When should we take a test for calprotectin?

Fecal calprotectin can be used as a screening test to distinguish inflammatory bowel disease (organic damage) from irritable bowel syndrome (functional disorder).

Research is recommended in the following cases:

  • Differential diagnostics (separation) of inflammatory bowel disease and irritable bowel syndrome;
  • Triage of patients with abdominal symptoms for invasive examinations;
  • Assess the severity of inflammatory bowel disease in patients, the degree of mucosal healing after treatment, and the risk of recurrence.
  • Monitoring the effectiveness of treatment. This test, as a non-invasive method, is especially useful in children because invasive research procedures are difficult to perform and require general anesthesia.

How to prepare for the test?

The analysis requires approximately 2 grams of fecal mass (feces) spontaneously obtained at any time of the day, which is collected in a single fecal container with a tightly closed lid.

Avoid taking nonsteroidal anti-inflammatory drugs for 2 days before the test.

Possible interpretation of the results

It is important to note that fecal calprotectin is a specific marker of inflammation and not disease diagnostics.
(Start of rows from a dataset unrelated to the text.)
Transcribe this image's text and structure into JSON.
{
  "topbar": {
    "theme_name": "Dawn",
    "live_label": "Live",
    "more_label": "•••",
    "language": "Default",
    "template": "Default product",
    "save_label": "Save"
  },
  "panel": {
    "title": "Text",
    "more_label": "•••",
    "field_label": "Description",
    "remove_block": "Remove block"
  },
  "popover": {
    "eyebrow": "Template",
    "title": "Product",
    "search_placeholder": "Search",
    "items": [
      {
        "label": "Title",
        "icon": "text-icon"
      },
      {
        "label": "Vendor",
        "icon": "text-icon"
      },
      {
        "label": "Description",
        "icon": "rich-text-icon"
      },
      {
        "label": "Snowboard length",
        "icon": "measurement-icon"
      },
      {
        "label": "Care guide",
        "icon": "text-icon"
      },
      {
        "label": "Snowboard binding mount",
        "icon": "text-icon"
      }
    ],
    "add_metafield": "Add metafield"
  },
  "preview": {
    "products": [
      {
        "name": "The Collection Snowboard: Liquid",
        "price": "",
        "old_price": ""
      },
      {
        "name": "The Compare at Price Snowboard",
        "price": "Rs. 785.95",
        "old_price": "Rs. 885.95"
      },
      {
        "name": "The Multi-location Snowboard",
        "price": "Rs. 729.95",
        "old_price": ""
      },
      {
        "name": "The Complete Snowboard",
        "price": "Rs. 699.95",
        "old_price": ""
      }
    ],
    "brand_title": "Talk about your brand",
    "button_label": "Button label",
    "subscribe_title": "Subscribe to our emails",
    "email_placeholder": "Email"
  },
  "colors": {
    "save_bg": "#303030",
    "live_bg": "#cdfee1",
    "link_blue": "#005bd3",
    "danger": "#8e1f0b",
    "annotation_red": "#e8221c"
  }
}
Negative result (<50 μg / g) indicates the absence of inflammation in the gastrointestinal tract.

In patients who meet the criteria for irritable bowel syndrome, a negative result, with a very high probability (> 99%), precludes organic damage.

False negative results May be detected in patients with granulocytopenia, with impaired bone marrow function.

Increased calprotectin levels in adults and children older than 4 years:

  • 50-150 mcg / g - The result shows a slight inflammation of the intestinal tract. Inflammation can be caused by an infection, food allergy, or by taking nonsteroidal anti-inflammatory drugs (NSAIDs).
  • > 150 μg / g - The result shows significant inflammation of the intestinal tract, which may be caused by inflammatory bowel disease, infection, nonsteroidal anti-inflammatory drugs, adenomas, polyps or colorectal cancer. Additional studies are needed to determine the cause of the inflammation.
  • > 250 μg / g - Except for the above comment: In patients with inflammatory bowel disease, this result indicates disease activity with severe inflammation of the mucosa. In patients with remission, this result indicates a higher risk of exacerbation in the following year.